Campos Mello said that Folha de S. Paulo gave wide coverage to the background of then-candidate Bolsonaro, investigating his wealth. They, according to the journalist, found that his wealth was not compatible with his financial income of recent years.

Folha de S. Paulo, one of the largest newspapers in Brazil, is constantly attacked by the new president. He has openly called them the greatest producers of “fake news.”

Campos Mello said that Brazilian journalists thought that these attacks on the press by Bolsonaro and his followers were only his campaign rhetoric. However, in one of his first television interviews as president, on TV Globo, Bolsonaro again attacked the press, mainly Folha.
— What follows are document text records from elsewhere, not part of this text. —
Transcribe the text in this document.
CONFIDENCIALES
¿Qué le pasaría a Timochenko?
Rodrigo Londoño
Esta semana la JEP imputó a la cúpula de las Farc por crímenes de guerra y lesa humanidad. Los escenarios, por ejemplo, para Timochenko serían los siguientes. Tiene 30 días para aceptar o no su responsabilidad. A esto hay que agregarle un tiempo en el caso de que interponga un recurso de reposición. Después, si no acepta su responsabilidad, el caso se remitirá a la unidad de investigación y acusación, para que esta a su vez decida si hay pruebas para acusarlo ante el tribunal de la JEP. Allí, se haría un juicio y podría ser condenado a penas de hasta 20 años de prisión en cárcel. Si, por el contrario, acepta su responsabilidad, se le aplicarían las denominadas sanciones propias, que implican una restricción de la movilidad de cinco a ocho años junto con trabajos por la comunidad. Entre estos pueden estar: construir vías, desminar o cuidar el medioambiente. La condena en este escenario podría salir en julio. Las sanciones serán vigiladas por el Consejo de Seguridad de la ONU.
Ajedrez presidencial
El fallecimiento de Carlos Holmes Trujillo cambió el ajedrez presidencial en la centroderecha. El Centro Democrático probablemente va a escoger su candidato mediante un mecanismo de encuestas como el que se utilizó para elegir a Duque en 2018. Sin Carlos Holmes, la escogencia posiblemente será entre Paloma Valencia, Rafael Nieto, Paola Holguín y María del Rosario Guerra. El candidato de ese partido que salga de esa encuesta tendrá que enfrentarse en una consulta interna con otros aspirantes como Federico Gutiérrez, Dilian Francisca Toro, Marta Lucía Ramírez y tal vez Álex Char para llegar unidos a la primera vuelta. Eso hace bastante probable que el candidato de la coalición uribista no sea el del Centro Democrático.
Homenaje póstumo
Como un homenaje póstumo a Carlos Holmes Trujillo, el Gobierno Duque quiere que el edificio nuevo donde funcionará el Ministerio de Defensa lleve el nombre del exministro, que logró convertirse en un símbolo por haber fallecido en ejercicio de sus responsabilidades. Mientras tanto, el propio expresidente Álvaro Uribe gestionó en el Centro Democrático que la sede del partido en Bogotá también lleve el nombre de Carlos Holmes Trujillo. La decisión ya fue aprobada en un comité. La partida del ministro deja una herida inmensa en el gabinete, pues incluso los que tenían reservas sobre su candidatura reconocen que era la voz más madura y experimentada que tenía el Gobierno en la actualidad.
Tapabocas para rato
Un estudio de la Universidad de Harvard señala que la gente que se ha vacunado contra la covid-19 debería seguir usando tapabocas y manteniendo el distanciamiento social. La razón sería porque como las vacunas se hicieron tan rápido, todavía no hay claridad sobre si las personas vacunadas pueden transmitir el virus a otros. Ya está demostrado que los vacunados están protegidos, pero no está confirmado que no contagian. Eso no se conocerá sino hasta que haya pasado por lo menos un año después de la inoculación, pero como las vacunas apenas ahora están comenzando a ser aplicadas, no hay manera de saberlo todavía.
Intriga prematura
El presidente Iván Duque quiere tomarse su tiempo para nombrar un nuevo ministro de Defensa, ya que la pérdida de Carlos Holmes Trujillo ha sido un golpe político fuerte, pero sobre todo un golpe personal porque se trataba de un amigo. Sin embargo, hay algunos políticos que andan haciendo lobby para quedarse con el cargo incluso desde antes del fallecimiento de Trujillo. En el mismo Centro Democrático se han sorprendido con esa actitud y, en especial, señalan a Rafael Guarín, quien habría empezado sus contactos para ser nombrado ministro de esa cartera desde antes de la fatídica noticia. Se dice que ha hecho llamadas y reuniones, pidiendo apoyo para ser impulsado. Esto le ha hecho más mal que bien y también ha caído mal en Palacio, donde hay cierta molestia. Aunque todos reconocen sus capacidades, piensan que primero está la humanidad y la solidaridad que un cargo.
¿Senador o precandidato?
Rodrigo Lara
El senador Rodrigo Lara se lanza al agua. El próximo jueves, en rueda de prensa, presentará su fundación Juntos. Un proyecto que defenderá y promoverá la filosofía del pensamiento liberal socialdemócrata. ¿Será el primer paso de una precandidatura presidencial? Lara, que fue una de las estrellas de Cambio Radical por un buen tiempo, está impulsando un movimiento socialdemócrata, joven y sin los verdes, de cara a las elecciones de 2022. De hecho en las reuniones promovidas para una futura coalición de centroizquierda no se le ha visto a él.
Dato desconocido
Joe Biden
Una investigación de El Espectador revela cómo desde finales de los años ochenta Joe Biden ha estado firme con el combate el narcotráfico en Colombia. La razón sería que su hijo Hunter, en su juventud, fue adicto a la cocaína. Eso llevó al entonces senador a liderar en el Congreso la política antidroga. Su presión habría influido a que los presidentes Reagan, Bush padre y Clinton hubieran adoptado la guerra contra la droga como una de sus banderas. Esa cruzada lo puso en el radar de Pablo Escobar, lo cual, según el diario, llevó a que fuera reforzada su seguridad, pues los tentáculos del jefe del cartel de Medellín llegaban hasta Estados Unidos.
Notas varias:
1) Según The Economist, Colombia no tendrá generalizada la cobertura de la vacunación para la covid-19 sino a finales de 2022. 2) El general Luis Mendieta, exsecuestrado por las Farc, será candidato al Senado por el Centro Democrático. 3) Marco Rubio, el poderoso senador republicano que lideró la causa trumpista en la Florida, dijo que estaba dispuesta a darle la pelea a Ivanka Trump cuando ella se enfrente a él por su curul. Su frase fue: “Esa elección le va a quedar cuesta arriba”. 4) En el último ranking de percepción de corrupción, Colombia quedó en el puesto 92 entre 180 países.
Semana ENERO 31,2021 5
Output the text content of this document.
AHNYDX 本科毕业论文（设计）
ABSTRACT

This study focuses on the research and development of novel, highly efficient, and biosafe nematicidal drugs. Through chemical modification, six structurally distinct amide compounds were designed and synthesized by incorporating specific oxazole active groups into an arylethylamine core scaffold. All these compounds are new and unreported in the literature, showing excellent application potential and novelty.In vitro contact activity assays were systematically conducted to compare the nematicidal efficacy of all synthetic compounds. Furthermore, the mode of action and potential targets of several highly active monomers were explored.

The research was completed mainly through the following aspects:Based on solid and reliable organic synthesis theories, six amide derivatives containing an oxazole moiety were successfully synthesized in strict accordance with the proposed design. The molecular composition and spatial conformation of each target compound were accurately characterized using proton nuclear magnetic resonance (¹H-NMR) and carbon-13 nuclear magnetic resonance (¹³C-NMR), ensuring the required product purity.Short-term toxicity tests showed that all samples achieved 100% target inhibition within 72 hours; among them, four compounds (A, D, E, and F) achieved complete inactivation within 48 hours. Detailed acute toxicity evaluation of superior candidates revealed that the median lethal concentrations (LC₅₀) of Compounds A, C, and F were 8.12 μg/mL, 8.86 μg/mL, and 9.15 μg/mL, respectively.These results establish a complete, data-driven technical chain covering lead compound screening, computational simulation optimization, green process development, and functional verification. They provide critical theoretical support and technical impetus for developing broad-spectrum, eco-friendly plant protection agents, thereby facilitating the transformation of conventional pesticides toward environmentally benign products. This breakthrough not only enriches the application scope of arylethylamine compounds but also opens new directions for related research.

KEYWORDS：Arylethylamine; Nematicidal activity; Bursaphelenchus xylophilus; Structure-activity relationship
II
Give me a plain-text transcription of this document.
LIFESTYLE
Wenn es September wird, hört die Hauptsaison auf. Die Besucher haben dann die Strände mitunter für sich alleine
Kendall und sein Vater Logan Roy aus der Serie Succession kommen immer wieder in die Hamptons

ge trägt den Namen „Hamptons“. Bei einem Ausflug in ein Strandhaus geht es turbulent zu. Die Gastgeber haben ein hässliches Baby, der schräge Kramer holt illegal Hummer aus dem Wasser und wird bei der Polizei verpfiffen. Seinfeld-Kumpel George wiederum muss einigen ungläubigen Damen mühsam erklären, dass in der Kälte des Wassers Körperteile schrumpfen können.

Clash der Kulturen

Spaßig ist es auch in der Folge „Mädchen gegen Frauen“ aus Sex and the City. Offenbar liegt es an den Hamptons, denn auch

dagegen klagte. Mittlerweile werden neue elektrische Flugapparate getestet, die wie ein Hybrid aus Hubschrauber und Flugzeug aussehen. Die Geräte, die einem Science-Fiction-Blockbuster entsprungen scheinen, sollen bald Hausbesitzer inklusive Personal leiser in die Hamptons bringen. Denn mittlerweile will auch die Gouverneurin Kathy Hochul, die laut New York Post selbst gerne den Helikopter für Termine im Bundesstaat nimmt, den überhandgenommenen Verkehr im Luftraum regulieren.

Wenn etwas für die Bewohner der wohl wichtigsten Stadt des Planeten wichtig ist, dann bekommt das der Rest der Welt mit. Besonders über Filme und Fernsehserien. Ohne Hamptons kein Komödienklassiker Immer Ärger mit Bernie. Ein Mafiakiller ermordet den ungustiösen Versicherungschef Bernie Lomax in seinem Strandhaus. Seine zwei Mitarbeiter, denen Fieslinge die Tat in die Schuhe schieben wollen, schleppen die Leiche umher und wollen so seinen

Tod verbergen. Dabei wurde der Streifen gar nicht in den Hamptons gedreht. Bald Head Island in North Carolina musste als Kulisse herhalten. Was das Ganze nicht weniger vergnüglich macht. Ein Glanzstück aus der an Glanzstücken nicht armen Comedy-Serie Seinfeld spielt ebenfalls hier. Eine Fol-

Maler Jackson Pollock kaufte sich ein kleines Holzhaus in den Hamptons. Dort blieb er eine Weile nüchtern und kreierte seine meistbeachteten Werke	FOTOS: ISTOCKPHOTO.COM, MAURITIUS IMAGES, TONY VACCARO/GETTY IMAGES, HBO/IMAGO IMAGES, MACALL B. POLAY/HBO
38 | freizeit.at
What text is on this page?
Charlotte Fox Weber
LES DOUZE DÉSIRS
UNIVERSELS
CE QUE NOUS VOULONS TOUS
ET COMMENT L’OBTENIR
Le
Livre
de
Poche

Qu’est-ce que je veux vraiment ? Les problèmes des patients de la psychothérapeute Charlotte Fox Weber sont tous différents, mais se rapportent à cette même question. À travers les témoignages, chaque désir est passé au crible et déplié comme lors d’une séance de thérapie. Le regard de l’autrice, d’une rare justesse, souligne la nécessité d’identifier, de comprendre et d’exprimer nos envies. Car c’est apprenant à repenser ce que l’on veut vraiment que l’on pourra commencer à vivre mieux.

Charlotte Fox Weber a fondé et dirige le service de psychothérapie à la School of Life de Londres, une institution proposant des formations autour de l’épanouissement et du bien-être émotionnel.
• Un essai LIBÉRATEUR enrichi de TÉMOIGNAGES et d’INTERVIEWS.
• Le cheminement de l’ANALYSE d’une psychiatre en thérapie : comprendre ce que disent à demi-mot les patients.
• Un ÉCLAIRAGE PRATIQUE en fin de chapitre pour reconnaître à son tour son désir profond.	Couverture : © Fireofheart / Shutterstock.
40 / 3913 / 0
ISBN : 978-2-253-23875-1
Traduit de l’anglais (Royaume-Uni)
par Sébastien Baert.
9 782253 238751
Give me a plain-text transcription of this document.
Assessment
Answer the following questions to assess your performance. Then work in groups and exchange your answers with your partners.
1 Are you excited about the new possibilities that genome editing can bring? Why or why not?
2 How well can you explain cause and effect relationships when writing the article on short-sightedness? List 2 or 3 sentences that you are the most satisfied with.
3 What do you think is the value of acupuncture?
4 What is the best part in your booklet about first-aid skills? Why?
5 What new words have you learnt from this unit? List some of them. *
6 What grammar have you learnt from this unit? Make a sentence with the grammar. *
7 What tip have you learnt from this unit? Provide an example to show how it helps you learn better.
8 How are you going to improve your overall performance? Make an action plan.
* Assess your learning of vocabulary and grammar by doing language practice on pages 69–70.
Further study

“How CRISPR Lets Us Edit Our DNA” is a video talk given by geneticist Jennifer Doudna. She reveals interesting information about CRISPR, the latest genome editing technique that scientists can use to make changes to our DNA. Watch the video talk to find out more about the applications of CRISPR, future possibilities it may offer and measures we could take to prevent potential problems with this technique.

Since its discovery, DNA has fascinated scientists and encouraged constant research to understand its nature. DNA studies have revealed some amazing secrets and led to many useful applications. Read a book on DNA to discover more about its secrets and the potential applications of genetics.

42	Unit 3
“This was unprecedented in several manners. Never had a president gone on the main news show of the country to say that a newspaper would cease to exist,” the journalist said.

One of the effects of these direct aggressions, Campos Mellos said, is that Folha’s base of subscribers has increased considerably, in “solidarity.”

And one of the lessons learned by Folha, according to the journalist, has been that the philosophy of the newspaper is to continue doing what they know how to do, not as opponents, but as an independent journalistic publication, without being intimidated.

In South Africa, they also chose to respond with more and better journalism in 2017, when sources who remained anonymous revealed alleged acts of corruption by a prominent family in the country with ties to Prime Minister Jacob Zuma and his family, said Susan Comrie, investigative journalist from the site amaBhungane, based in Johannesburg.

Collaboratively, different South African journalistic media joined to process and publish all the data received, under the name #GuptaLeaks.

“It didn’t just allow us to hold politicians to account, there were a number of multinational companies that were implicated in the GuptaLeaks as well as in various other leaks that came out at the same time,” Comrie said.  As a consequence, there were many smear campaigns on social media against the journalistic work that they combatted using more information.

Blanka Zöldi, from Hungary, a journalist for the investigative journalism site Direkt36 said at ISOJ: “If you look at Hungary, we don’t have any journalists killed, we don’t have any journalists imprisoned, we are not getting threatened direclty and we don’t have direct censorship.”

However, she emphasized, the situation that has been created in recent years in her country, since Prime Minister Viktor Orban took power in 2010, is characterized by a lack of information plurality and self-censorship.

After a crackdown on the private media outlet she used to work at, her colleagues formed their own newspaper focused on long-term investigations.

“We realized that if we want to do independent journalism, we want to have a completely independent organization. Independent from politicians, independent from owners and also independent from advertising revenues,” she concluded.

To overcome difficulties presented by the current media environment, she said, her organization has created a community of readers, they work hard as journalists and strive to interest people in what they publish.